Beitrag von Johanna »

Ergotherapie

Ich besuche Uwe – er hat für die Tage ein Zimmer im dazugehörigen Hotel gebucht und holt sich für die aushäusige Übernachtung vom Chefpfleger der Klinik die Erlaubnis. Im Vorzimmer trifft er auf den Chef mit einer Schwester und trägt sein Anliegen vor.
Chefpfleger: Gehen wir erst einmal in mein Zimmer!
Dort angekommen:
Uwe: ist es möglich, dass ich nachts im Hotel schlafe?
Chefpfleger: Sie können doch bis 24.00 Uhr abwesend sein, waren vielleicht länger aus. Und am frühen morgen wollen Sie ab 05:00 Uhr den Sonnenaufgang bewundern. Der zuständige Pfleger (Aufsicht) geht aber bereits um 22:30 Uhr ins Bett und steht auch erst gegen 08:00 Uhr auf. Wie sollen/wollen Sie ihm dann begegnen?
Wir glauben doch erst einmal alles, was man uns erzählt……
Uwe: nickt und grinst
Chefpfleger: Gehen Sie jetzt bitte durch die Hintertür hinaus. Ich wünsche Ihnen ein schönes Wochenende.

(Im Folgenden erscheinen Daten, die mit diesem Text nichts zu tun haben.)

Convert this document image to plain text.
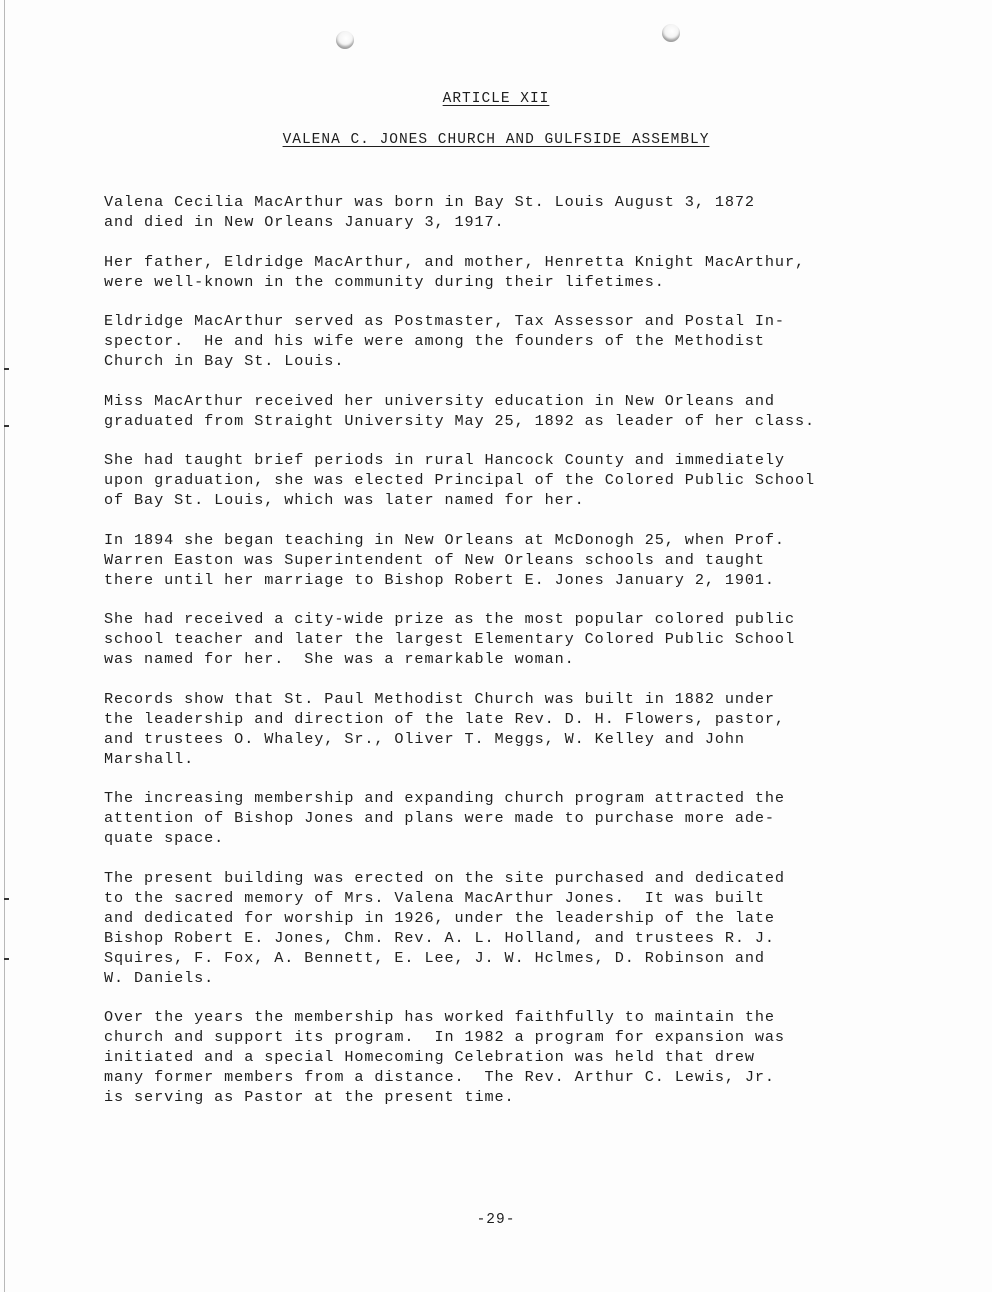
ARTICLE XII
VALENA C. JONES CHURCH AND GULFSIDE ASSEMBLY

Valena Cecilia MacArthur was born in Bay St. Louis August 3, 1872
and died in New Orleans January 3, 1917.

Her father, Eldridge MacArthur, and mother, Henretta Knight MacArthur,
were well-known in the community during their lifetimes.

Eldridge MacArthur served as Postmaster, Tax Assessor and Postal In-
spector.  He and his wife were among the founders of the Methodist
Church in Bay St. Louis.

Miss MacArthur received her university education in New Orleans and
graduated from Straight University May 25, 1892 as leader of her class.

She had taught brief periods in rural Hancock County and immediately
upon graduation, she was elected Principal of the Colored Public School
of Bay St. Louis, which was later named for her.

In 1894 she began teaching in New Orleans at McDonogh 25, when Prof.
Warren Easton was Superintendent of New Orleans schools and taught
there until her marriage to Bishop Robert E. Jones January 2, 1901.

She had received a city-wide prize as the most popular colored public
school teacher and later the largest Elementary Colored Public School
was named for her.  She was a remarkable woman.

Records show that St. Paul Methodist Church was built in 1882 under
the leadership and direction of the late Rev. D. H. Flowers, pastor,
and trustees O. Whaley, Sr., Oliver T. Meggs, W. Kelley and John
Marshall.

The increasing membership and expanding church program attracted the
attention of Bishop Jones and plans were made to purchase more ade-
quate space.

The present building was erected on the site purchased and dedicated
to the sacred memory of Mrs. Valena MacArthur Jones.  It was built
and dedicated for worship in 1926, under the leadership of the late
Bishop Robert E. Jones, Chm. Rev. A. L. Holland, and trustees R. J.
Squires, F. Fox, A. Bennett, E. Lee, J. W. Hclmes, D. Robinson and
W. Daniels.

Over the years the membership has worked faithfully to maintain the
church and support its program.  In 1982 a program for expansion was
initiated and a special Homecoming Celebration was held that drew
many former members from a distance.  The Rev. Arthur C. Lewis, Jr.
is serving as Pastor at the present time.

-29-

Wahrscheinlich ging der Chefpfleger zurück ins Vorzimmer, rieb sich die Hände und meinte zu der Schwester: dem hab ich jetzt erst einmal meine Meinung gesagt, da kann ja Jeder kommen……

Die erste Therapeutenstunde. Uwe erscheint und stellt sich vor. Er wird über die Möglichkeiten aufgeklärt: Vogelhäuschen bauen, Körbe flechten oder mit Pappe Kladden und Notizbücher anfertigen.
Uwe: „So ein Basteln kommt überhaupt nicht in Frage – Basteln ist nicht so meins. Ausserdem habe ich heute morgen gute Laune und wenn das so bleiben soll, dann lassen Sie mich besser nicht Körbe flechten.
Geduldig liess er sich erklären wie man ein Buch leimt und bindet. Er meinte dann „das ist ja wie in der Anna-Amalia-Bibliothek!“ Die Therapeutin schaute ihn fragend an – das sagte ihr nun gar nichts! Uwe riet ihr dringend dass sie sich das mal anschauen sollte.
Dann kam von der Therapeutin die Frage,:“wären Sie denn für Sonderaufgaben zu haben?“ Uwe willigte ein und baute für sie eine Schublade nach ihren Wünschen. Dazu verwendete er auch Holzreste von den Vogelhäusern. Nach 2 Stunden war die Arbeit fertig und Uwe räumte auf. „Ich gehe jetzt“
Die Therapeutin:“ Sie brauchen nicht aufräumen, wir sind morgen wieder hier“
Uwe: „wer ist WIR?“
In einem weiteren Gespräch einigten sich die zwei dann darauf, dass basteln kreative Arbeit und Pfusch kreative Arbeitsanpassung ist.
Abschlußkommentar von Uwe: Man könnte durchaus Freunde sein, auch wenn man aus zweierlei Welten kommt.
Diese Therapeutin setzte sich dann dafür ein, dass Uwe für die Büroarbeit eingeteilt wurde. (Dieser Kurs war vorher voll besetzt)

Das Kastanienmännchen
Uwe fährt ins Museum nach Osnabrück – schaut sich dort alles über die Varusschlacht an. Auf der Rückfahrt sammelt er bei einem Halt Kastanien ein. Ausserdem kauft er noch Schaschlikspiesse.
Da er an diesem Tag eine Stunde Ergotherapie geschwänzt hat, fühlt er sich verpflichtet, doch noch bei der Gruppe zu erscheinen.
Für das Zusammenbauen eines Vogelhauses oder das Flechten eines Korbes liess er sich nicht überreden und hatte dafür auch keine Zeit.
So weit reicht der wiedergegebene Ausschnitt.